483 U. S. 107
June 22, 1987
Government gives funds to local electric company. Electric company wants access roads built. Two guys named Conover and Tanner finagle contract to build access road. Sounds good, right? The government didn’t think so, and accused Conover and Tanner of defrauding them. An initial trial resulted in a hung jury, and the second trial’s jury convicted them. Later, jurors came forward with testimony that several jurors not only drank to excess, but also used marijuana and cocaine. Tanner and Conover accordingly sought to have the jury’s guilty verdict thrown out.
The Court ruled 5-4 that there could not even be an evidentiary hearing on the matter. O’Connor elucidated the rule that a jury verdict could not be questioned on the basis of juror testimony, unless it had to do with outside influence such as bribery. This rule, she said, was necessary to keep the jury system from effective destruction through unending post-conviction challenges to its verdicts. O’Connor further found this classic rule to be in harmony with the most recent version of the Federal Rules of Civil Procedure based on a reading of legislative history. The majority concluded by listing other ways jury behavior can be policed during a trial.
Marshall, joined by Brennan, Blackmun, and Stevens, dissented. Simply put, he felt all defendants had a right to a competent jury, and that Tanner’s jury was plainly incompetent. He found the legislative history of the Federal Rules unconvincing, and also expressed his view that drugs were essentially ‘outside’ forces on deliberation, similar to bribery. Finally, Marshall argued that safeguards during the trial stage on jury competence were inadequate in situations like Tanner’s.
On one crucial point though, O’Connor’s opinion was unanimous. Tanner argued that they had in no way defrauded the US government – at worst, they had only defrauded the electric company. The government made the astonishing claim that it was defrauded any time a recipient of its funds is defrauded. Thankfully, the Court saw that this was an unfathomably broad reading of the statute, and not subject to any useful limiting principle. The lower court was instructed to find Tanner guilty only if the evidence showed he conspired to cause the electric company to make misrepresentations to the government.
American citizens really dodged a bullet on the defrauding issue.
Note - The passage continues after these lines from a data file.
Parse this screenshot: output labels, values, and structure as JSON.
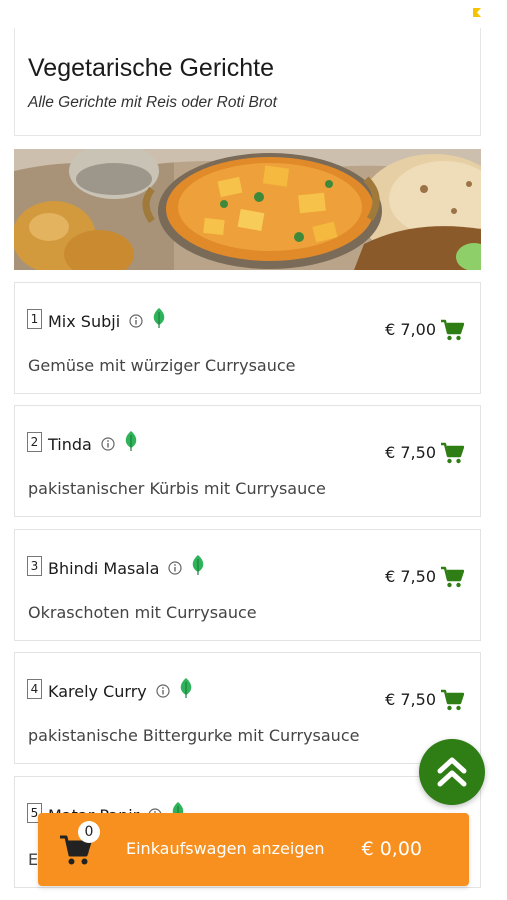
{
  "header": {
    "title": "Vegetarische Gerichte",
    "subtitle": "Alle Gerichte mit Reis oder Roti Brot"
  },
  "items": [
    {
      "number": "1",
      "name": "Mix Subji",
      "description": "Gemüse mit würziger Currysauce",
      "price": "€ 7,00"
    },
    {
      "number": "2",
      "name": "Tinda",
      "description": "pakistanischer Kürbis mit Currysauce",
      "price": "€ 7,50"
    },
    {
      "number": "3",
      "name": "Bhindi Masala",
      "description": "Okraschoten mit Currysauce",
      "price": "€ 7,50"
    },
    {
      "number": "4",
      "name": "Karely Curry",
      "description": "pakistanische Bittergurke mit Currysauce",
      "price": "€ 7,50"
    },
    {
      "number": "5",
      "name": "Matar Panir",
      "description": "E",
      "price": ""
    }
  ],
  "cart": {
    "count": "0",
    "label": "Einkaufswagen anzeigen",
    "total": "€ 0,00"
  },
  "colors": {
    "accent_green": "#2f7d15",
    "leaf_green": "#2fb35a",
    "cart_orange": "#f7901e"
  },
  "icons": [
    "info-icon",
    "vegetarian-leaf-icon",
    "add-to-cart-icon",
    "double-chevron-up-icon",
    "shopping-cart-icon"
  ]
}
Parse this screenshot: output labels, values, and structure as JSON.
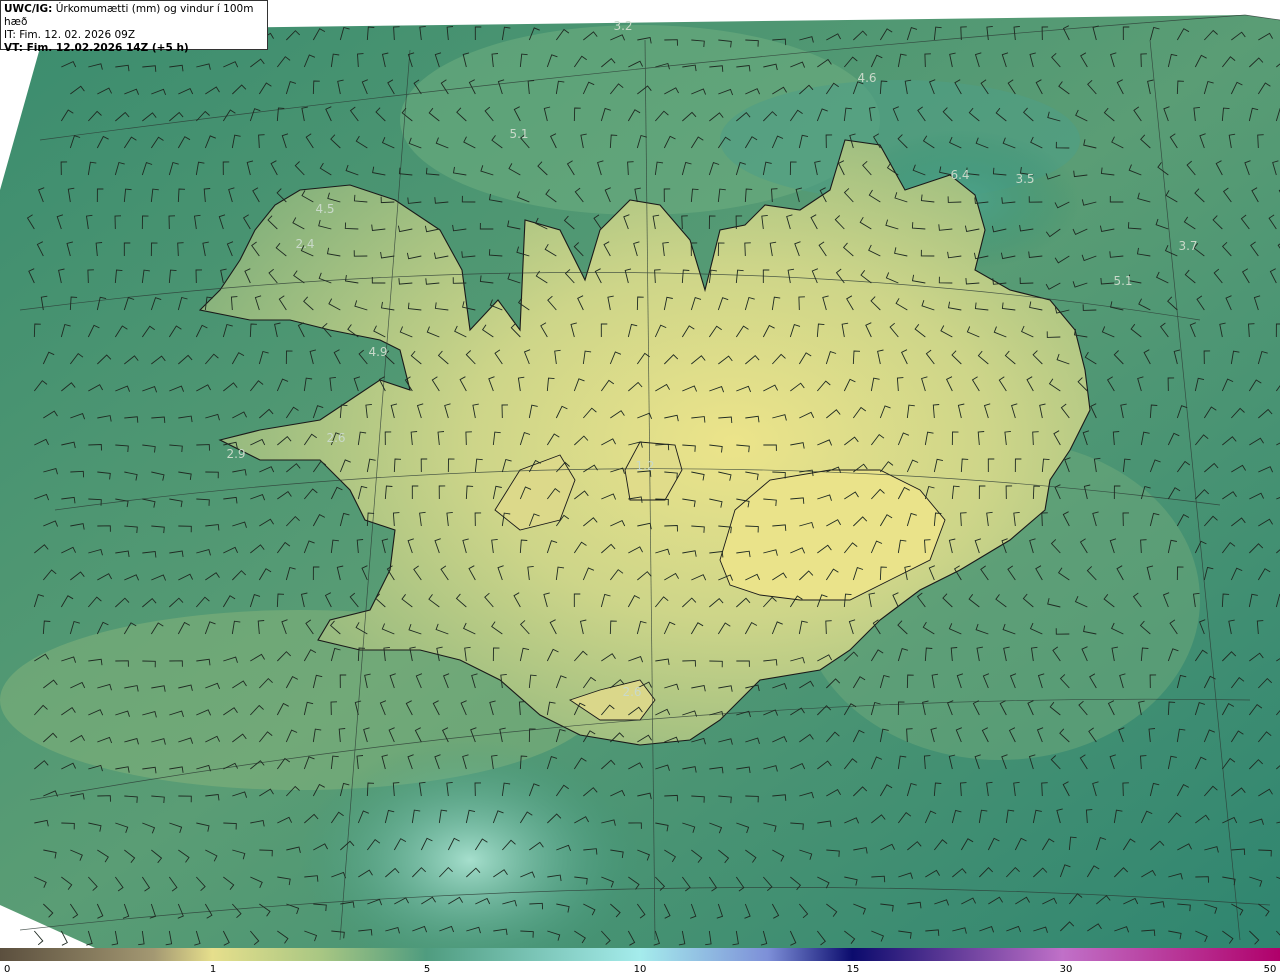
{
  "header": {
    "model": "UWC/IG:",
    "title": " Úrkomumætti (mm) og vindur í 100m hæð",
    "init_time": "IT: Fim. 12. 02. 2026 09Z",
    "valid_time": "VT: Fim. 12.02.2026 14Z (+5 h)"
  },
  "colorbar": {
    "tick_labels": [
      "0",
      "1",
      "5",
      "10",
      "15",
      "30",
      "50"
    ],
    "colors": [
      "#5b4f3e",
      "#b3a778",
      "#e6e08c",
      "#4f9c7f",
      "#a5ecec",
      "#2c2cb0",
      "#0b0b6d",
      "#c070c8",
      "#b0006a"
    ]
  },
  "map_values": [
    "3.2",
    "4.6",
    "5.1",
    "6.4",
    "3.5",
    "4.5",
    "2.4",
    "3.7",
    "5.1",
    "4.9",
    "2.6",
    "2.9",
    "1.2",
    "2.6"
  ],
  "colors": {
    "sea": "#2f8a6e",
    "land_low": "#8ebf7e",
    "land_high": "#e8e48a",
    "coast": "#1a1a1a",
    "grid": "#2c3a34"
  }
}
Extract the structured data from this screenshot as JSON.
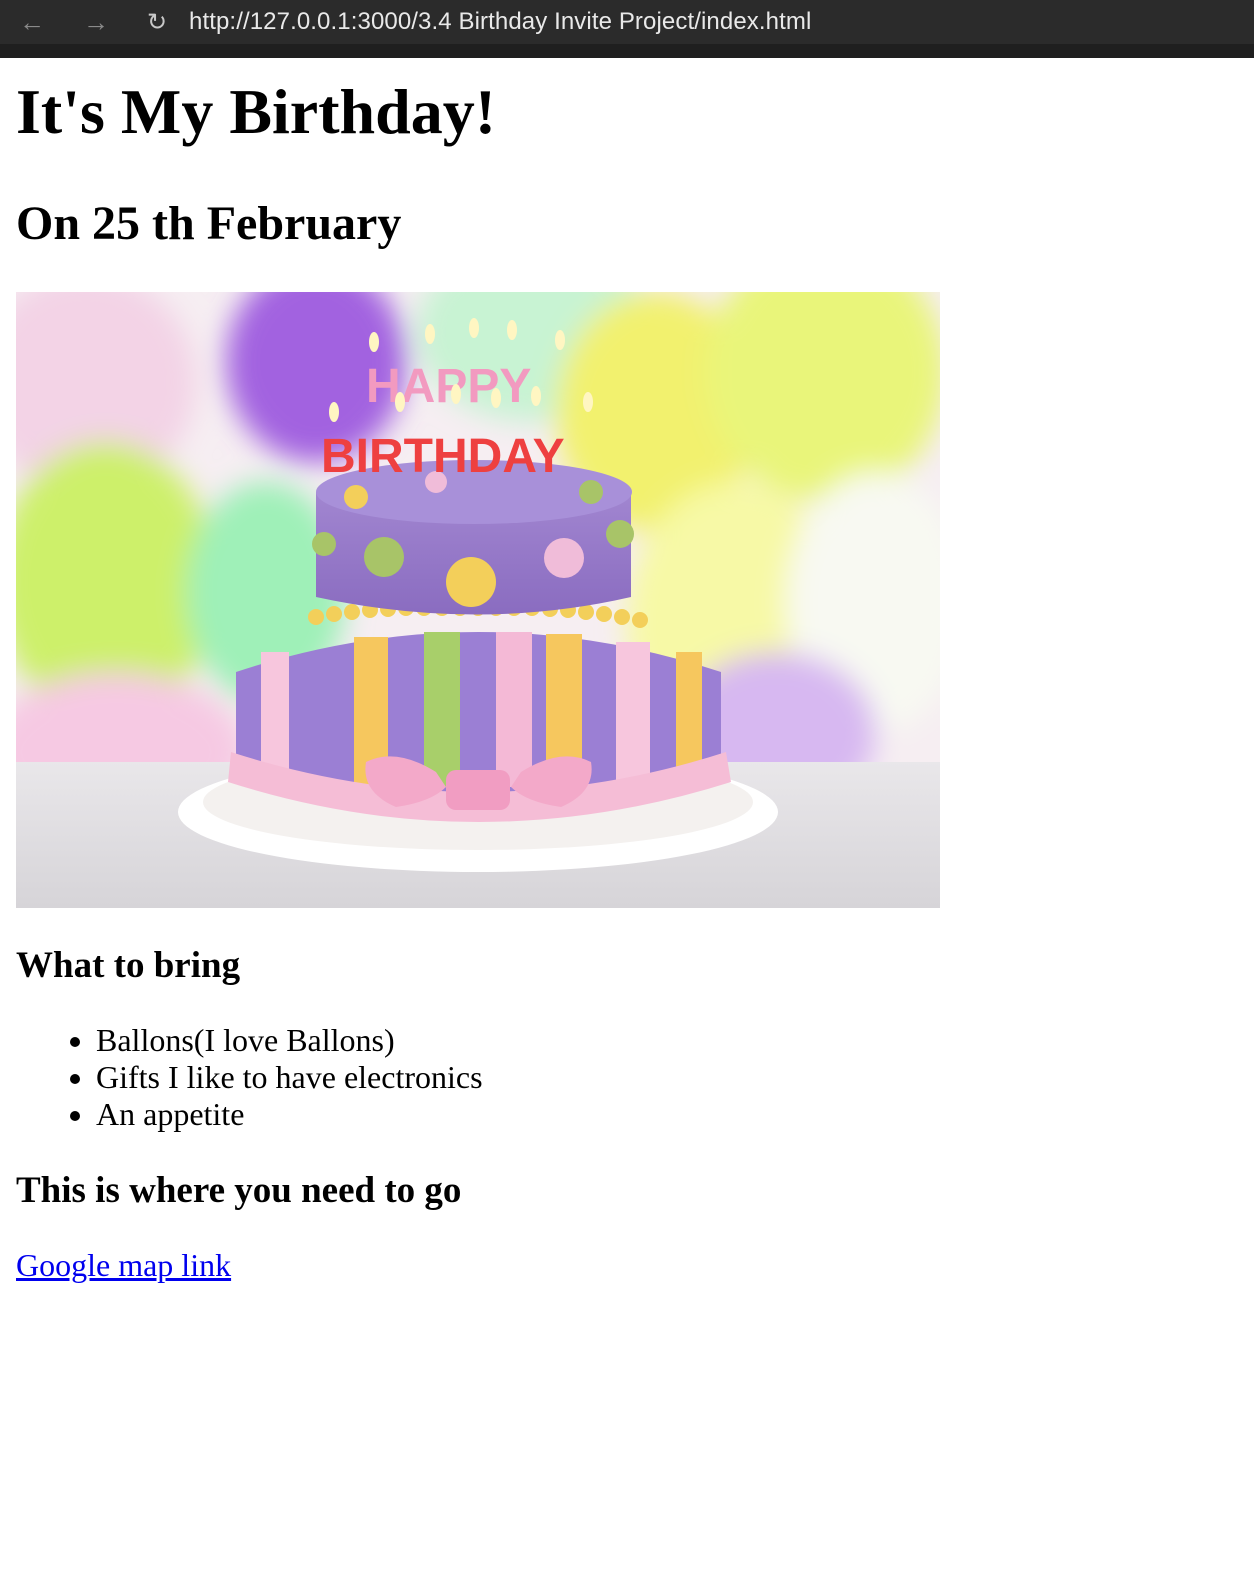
{
  "browser": {
    "back_icon": "arrow-left-icon",
    "forward_icon": "arrow-right-icon",
    "reload_icon": "reload-icon",
    "url": "http://127.0.0.1:3000/3.4 Birthday Invite Project/index.html"
  },
  "page": {
    "title": "It's My Birthday!",
    "date": "On 25 th February",
    "image": {
      "candle_letters_top": "HAPPY",
      "candle_letters_bottom": "BIRTHDAY"
    },
    "bring_heading": "What to bring",
    "bring_items": [
      "Ballons(I love Ballons)",
      "Gifts I like to have electronics",
      "An appetite"
    ],
    "go_heading": "This is where you need to go",
    "map_link": "Google map link"
  }
}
As to the jury issue, there really doesn’t seem to be any good answer. The jury system has some massive flaws, but it’s frankly hard to think of a decent way to guard against them. Regardless, I have little sympathy for the dissenters – on this case, they were hoisted by their own petard. Constitutional law is packed to the brim with overbearing rules designed to protect defendants. The stringent rule against questioning jury verdicts is one of them. If you’re going to insist on all these silly prophylactic rules, it’s hardly fair to turn around and start complaining in the very rare instances where one of these rules works to the disadvantage of a defendant.